9.1 – The arbitrators shall be chosen as follows: each of the Cubs and the Rooftop shall nominate three individuals to serve as arbitrator. None of these persons may be an employee of the Cubs or any Rooftop nor have any financial interest in the Cubs or any Rooftop. The affected Rooftop will then choose one of the three individuals nominated by the Rooftop. The two individuals selected as arbitrators will then meet and choose a third arbitrator to complete the panel, which third arbitrator must be an independent, third party with no relationship to or interest in (including without limitation any related or unrelated financial or business relationship) the Cubs or any Rooftop. If the arbitrators cannot agree on a third arbitrator, then each Party’s arbitrator shall nominate one independent, third party who shall have no relationship or interest in (including without limitation any related or unrelated financial or business relationship) the Cubs or any Rooftop and who is not a current or former elected official or employee of the City of Chicago or any organization or entity who has received money form the Cubs or any Rooftop. The third arbitrator shall be chosen by lot from among those two individuals.
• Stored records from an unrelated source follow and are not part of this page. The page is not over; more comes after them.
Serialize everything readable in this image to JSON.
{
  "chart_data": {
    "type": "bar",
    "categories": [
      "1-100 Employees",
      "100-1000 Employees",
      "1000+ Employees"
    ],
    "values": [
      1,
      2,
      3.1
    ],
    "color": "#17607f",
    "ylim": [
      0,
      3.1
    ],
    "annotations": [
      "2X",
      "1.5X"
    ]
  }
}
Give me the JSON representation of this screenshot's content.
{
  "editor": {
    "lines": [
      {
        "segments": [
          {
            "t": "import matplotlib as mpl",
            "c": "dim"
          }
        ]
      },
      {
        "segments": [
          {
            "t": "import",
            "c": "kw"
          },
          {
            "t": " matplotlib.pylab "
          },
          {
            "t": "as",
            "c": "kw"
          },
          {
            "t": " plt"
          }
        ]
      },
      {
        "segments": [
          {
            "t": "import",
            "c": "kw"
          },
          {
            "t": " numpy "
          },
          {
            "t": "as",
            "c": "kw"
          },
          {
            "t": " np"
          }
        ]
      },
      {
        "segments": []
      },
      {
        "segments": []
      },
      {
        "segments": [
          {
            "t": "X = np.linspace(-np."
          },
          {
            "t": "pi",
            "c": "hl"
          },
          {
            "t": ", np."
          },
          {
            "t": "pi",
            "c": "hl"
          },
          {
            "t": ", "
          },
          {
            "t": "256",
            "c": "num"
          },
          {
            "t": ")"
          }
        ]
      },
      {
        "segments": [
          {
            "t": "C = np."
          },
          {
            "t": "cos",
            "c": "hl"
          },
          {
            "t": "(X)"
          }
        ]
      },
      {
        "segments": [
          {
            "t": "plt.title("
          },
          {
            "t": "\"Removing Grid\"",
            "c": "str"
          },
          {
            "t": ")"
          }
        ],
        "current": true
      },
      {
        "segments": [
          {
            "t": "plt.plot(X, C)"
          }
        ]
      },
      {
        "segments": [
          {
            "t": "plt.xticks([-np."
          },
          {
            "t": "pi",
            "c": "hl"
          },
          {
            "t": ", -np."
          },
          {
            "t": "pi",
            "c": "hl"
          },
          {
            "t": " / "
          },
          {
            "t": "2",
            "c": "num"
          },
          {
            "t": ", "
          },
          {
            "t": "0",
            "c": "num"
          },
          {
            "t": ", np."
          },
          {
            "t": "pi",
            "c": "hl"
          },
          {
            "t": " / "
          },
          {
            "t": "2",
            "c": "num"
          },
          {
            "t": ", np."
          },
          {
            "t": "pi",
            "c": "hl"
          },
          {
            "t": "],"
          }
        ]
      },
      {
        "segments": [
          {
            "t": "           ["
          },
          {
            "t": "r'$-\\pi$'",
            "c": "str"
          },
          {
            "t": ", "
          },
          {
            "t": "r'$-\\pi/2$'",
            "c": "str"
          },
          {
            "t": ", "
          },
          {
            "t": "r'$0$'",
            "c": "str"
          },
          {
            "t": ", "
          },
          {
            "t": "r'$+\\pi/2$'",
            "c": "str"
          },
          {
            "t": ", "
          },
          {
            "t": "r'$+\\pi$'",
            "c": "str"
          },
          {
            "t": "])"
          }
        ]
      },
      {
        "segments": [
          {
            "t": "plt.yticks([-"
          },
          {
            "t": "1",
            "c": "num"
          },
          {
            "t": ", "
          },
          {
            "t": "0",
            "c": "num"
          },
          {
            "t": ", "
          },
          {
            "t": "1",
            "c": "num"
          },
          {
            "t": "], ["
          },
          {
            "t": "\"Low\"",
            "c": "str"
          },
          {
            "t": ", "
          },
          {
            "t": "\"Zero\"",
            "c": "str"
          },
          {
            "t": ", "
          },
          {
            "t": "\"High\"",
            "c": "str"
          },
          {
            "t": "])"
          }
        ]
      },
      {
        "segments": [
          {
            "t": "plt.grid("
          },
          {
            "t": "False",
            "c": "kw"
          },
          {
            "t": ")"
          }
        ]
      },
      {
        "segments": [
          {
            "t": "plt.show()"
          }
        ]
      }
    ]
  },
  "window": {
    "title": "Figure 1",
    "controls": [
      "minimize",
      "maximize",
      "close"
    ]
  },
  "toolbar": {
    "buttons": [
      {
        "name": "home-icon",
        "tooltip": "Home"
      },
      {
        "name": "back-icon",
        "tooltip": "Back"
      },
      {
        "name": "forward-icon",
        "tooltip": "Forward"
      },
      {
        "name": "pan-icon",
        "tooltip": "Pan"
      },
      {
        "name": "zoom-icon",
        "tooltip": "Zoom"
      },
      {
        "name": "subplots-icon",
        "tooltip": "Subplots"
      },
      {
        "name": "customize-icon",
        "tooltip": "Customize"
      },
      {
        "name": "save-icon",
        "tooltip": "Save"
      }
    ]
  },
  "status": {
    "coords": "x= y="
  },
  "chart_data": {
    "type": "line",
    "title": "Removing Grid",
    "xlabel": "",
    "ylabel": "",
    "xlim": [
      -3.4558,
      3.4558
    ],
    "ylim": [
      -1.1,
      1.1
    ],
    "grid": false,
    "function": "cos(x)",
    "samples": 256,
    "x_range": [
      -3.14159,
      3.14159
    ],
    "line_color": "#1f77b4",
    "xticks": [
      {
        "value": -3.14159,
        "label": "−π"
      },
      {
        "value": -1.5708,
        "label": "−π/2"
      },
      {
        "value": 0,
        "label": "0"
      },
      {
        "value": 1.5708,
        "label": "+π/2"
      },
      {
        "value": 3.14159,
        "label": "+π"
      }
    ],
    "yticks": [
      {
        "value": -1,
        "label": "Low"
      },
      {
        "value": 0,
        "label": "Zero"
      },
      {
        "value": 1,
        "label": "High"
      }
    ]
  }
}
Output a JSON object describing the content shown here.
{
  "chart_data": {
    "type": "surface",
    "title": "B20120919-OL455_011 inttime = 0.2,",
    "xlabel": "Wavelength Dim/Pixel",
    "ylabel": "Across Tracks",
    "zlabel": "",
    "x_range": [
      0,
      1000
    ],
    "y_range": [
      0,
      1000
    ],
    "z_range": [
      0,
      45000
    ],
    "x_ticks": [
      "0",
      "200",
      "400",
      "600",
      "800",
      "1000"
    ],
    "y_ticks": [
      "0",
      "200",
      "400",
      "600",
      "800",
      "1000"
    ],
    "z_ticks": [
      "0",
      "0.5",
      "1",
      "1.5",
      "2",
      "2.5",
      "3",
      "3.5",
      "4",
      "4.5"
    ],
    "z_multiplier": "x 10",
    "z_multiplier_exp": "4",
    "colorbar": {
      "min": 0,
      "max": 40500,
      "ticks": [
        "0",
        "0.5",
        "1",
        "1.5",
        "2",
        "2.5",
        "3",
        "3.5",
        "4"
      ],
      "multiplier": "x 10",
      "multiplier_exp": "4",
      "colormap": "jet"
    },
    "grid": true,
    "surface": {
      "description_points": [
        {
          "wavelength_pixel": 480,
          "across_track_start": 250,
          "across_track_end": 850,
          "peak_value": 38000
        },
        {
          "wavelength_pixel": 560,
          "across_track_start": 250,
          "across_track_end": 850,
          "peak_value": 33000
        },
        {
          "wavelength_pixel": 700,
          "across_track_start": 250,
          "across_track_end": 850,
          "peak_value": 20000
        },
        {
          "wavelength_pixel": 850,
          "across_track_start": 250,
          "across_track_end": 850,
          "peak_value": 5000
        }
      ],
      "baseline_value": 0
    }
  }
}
9.2 – In the event more than-one Rooftop is involved in a similar dispute related to this Agreement, the Parties may agree, but are not required to, arbitrate such dispute collectively. In such event, the affected Rooftops will agree on arbitrators pursuant to section 9.2 and collectively submit one set of choices to the Cubs.
9.3 – Each Arbitration decision shall be binding on the Parties to that Arbitration and, unless the Cubs and all Rooftops agree in advance of the decision, shall be binding vis-à-vis each other only.
9.4 – The losing party in the Arbitration shall bear the costs and fees of the Arbitration as well as the costs and fees of the prevailing party.
Document from the Chicago City Council
“Specifically, but without limitation, Applicant shall have the right to expand the Wrigley Field bleachers to install (i) a new video board in left field, which may include an LED sign, a neon illuminated sign above it and two light towers to assist in outfield lighting; and (ii) a neon sign in right field, which signage has been approved by the Commission on Chicago Landmarks and, in addition to being part of the bleacher expansion, and along with all other signage contemplated by this Planned Development, is integral to the expansion and renovation of Wrigley Field and the development and redevelopment of the Property as contemplated herein.”